Non era alzato alcuno della famiglia eccetto Cesare ed io, e andammo ad aprire. Entrò un picchetto di carabinieri, comandato da un commissario di Polizia che ci presentò il mandato d'arrestare Cesare Benoni e di perquisire le sue carte. Fu un colpo di fulmine.
La famiglia non tardò a raccogliersi; incominciò l'esame delle carte, lungo, minuzioso e fatto con un grande spirito di molestia e di ostilità, ma forse non molto maggiore di quel che si poteva sospettare, considerando che colui il quale dirigeva questa faccenda, aveva un debito di gratitudine con la famiglia Benoni, dalla quale aveva nel passato ricevuto molti benefizii, anzi era stato, a rigor di termine, salvato dalla fame.
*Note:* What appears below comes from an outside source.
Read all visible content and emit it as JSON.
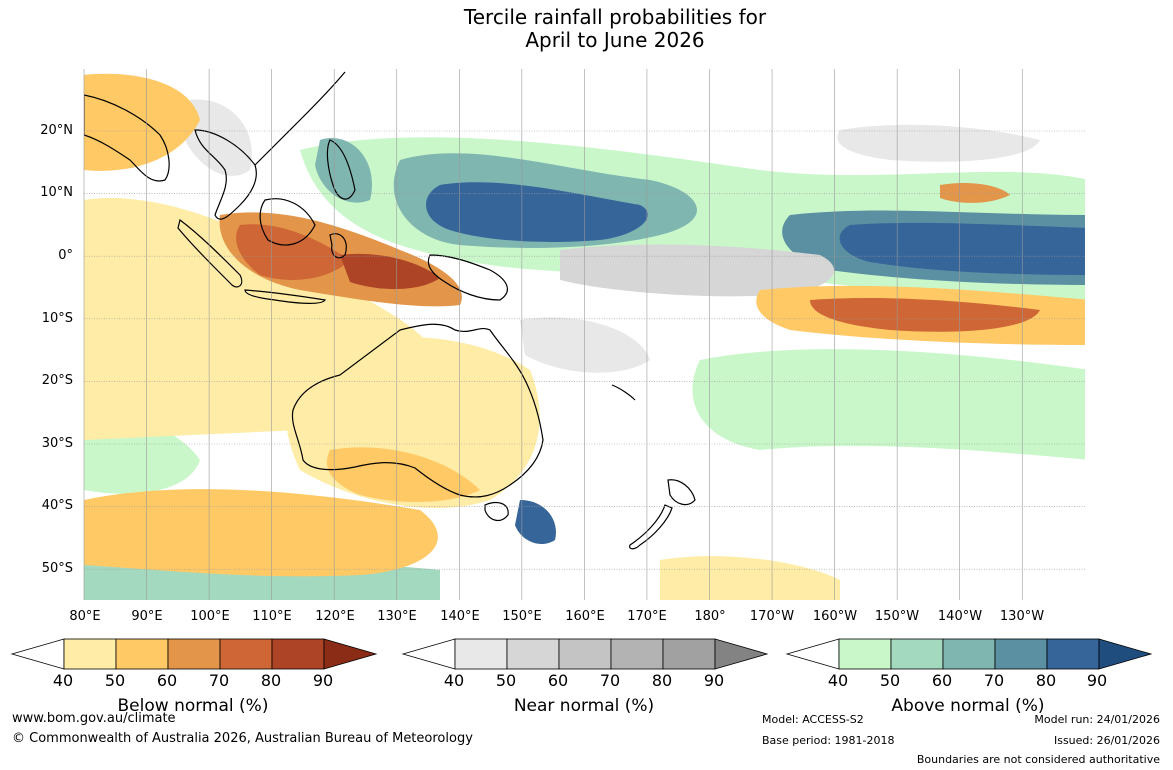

Vennero sequestrate alcune carte: un ultimo addio, una stretta di mano, e Cesare fu condotto via.
L'animo mi diceva pur troppo che l'arresto di mio fratello non era un fatto spicciolo, ma parte d'una serie di provvedimenti dello stesso genere: "Sol che Vittorio sia salvo, tutto può ancora salvarsi!". Questo pensiero non mi dava pace, ed io andavo ripetendo a me stesso: "Sol che Vittorio sia salvo!". M'ingegnai di confortar mia madre come meglio potei, e allo spuntar del giorno andai a trovare Alfredo, il quale, grazie a Dio, era salvo nel suo letto. Dopo poche parole di schiarimento, corremmo dallo Sforza. Povero Sforza! Era già stato arrestato. Il principe era salvo; sapevamo che Adriano Stella era a Livorno.
Allora ci avviammo all'arsenale, dove stavano di quartiere Vittorio e i suoi amici. Alcuni artiglieri comandati da un sergente stavano piantando un cannone all'entrata dell'arsenale.